Bénin : le pouvoir déjoue une tentative de coup d’état, la stabilité est assurée

Le Bénin, petit pays côtier d’Afrique de l’Ouest, a été le théâtre d’une tentative de coup d’état dimanche matin. Un groupe de militaires, se présentant sous l’appellation de « Comité militaire pour la refondation » (CMR), a annoncé à la télévision publique avoir destitué le président Patrice Talon. Le signal de la chaîne a été interrompu peu après.

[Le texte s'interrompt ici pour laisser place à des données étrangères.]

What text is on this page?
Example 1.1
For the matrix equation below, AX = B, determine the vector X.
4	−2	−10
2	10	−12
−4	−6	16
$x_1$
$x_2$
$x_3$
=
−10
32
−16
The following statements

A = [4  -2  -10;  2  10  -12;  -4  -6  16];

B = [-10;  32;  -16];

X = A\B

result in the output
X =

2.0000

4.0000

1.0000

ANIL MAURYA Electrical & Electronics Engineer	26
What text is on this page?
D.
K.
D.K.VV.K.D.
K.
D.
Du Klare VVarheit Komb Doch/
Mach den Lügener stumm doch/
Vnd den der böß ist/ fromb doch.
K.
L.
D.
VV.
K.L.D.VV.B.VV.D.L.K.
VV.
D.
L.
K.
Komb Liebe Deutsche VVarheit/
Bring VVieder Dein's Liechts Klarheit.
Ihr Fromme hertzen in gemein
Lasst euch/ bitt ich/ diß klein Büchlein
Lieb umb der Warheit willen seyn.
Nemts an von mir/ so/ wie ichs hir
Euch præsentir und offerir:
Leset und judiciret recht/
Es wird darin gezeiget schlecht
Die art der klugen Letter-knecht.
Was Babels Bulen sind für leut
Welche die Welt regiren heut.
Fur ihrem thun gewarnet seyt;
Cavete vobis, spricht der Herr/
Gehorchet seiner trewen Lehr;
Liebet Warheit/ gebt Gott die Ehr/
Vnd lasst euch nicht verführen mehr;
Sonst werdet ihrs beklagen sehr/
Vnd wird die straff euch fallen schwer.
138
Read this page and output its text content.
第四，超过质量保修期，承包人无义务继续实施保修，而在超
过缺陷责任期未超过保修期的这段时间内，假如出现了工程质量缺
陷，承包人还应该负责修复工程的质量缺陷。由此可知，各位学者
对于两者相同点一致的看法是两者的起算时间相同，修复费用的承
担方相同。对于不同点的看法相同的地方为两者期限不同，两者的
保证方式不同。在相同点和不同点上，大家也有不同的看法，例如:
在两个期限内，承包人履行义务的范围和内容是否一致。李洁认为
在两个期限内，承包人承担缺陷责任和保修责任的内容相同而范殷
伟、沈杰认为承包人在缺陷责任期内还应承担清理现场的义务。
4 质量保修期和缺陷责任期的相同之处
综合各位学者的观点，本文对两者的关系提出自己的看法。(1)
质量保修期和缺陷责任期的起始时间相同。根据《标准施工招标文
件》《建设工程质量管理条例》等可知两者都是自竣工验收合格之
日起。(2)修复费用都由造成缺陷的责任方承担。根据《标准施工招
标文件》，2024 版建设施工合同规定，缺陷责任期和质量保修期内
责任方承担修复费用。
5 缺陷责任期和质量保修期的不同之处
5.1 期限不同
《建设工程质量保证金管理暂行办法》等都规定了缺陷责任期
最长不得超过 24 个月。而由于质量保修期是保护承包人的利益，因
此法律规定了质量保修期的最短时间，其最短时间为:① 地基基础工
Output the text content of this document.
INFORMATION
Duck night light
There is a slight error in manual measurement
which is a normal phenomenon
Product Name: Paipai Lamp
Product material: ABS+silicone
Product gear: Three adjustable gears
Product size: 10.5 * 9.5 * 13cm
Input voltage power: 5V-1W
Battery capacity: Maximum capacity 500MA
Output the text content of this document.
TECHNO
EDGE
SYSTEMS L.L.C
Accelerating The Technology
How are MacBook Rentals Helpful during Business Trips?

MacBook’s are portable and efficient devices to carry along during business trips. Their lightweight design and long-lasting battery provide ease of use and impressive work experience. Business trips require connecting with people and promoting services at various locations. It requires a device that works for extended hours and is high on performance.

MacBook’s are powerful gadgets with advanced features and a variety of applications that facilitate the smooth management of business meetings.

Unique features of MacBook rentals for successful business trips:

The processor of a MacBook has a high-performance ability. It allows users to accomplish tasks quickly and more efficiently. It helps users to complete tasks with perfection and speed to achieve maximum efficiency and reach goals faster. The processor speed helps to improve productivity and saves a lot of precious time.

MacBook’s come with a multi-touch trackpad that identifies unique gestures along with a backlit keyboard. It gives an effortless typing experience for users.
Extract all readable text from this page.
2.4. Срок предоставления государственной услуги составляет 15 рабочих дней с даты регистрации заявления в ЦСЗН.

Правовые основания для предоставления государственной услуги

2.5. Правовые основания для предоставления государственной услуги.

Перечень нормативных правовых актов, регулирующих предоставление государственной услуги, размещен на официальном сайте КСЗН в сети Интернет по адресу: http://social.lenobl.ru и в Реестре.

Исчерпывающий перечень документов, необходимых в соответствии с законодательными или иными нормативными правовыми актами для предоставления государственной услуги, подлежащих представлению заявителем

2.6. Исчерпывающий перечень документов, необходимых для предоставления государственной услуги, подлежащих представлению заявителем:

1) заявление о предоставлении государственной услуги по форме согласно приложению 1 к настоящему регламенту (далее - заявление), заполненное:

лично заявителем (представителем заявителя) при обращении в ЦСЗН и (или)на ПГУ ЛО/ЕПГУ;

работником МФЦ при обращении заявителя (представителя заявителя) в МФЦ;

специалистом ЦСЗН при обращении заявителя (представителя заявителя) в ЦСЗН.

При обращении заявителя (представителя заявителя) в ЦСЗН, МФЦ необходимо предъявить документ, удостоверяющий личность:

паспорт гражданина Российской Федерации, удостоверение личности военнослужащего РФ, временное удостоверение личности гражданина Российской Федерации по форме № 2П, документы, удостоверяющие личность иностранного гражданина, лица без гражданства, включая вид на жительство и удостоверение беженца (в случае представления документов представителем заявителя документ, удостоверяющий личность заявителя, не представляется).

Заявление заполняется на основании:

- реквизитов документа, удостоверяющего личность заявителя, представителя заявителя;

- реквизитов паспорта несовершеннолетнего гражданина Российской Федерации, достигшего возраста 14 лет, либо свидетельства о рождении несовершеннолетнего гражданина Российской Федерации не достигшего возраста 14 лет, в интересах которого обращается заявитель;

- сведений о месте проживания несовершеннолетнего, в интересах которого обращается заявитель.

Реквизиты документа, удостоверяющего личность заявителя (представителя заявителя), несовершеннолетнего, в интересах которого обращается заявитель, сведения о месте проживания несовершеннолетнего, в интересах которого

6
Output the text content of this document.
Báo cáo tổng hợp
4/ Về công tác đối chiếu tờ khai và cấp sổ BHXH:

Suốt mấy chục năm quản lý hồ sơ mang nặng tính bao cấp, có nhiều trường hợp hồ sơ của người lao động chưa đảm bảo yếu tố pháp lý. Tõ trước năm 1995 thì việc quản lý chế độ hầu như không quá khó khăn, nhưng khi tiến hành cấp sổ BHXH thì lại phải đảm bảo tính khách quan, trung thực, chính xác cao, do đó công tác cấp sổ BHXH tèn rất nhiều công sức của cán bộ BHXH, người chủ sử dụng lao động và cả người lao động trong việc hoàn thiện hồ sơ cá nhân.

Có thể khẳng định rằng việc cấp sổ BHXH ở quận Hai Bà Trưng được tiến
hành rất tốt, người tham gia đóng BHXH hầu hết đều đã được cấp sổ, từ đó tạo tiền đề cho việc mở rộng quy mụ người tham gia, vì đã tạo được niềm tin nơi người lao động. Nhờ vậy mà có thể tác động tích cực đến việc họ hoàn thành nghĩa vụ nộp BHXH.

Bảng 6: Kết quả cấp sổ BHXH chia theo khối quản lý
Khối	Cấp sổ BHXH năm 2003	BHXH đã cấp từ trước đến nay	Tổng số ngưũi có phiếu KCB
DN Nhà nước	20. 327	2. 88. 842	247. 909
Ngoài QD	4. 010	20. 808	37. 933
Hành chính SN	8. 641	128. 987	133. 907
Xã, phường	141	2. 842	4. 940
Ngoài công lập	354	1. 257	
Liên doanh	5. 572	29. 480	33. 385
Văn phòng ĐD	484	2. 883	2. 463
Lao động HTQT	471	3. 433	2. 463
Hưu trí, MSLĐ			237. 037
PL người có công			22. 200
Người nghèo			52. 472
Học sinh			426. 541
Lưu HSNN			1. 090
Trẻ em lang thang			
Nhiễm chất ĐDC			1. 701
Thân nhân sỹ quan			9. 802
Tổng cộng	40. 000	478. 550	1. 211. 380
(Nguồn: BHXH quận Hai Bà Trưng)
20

Cependant, l’entourage du président Patrice Talon a rapidement réagi, affirmant à l’Agence France-Presse (AFP) que le chef de l’État était en sécurité et que les forces armées régulières reprenaient le contrôle de la situation. Selon une source proche de la présidence, le mouvement putschiste ne contrôlait que la télévision, et l’ordre était en cours de rétablissement.

Cette même source a assuré que la ville de Cotonou, la capitale économique, ainsi que l’ensemble du pays, étaient « totalement sécurisés ». Des coups de feu avaient été signalés près de la résidence présidentielle à Cotonou, incitant l’ambassade de France à recommander à ses ressortissants de rester chez eux par mesure de prudence.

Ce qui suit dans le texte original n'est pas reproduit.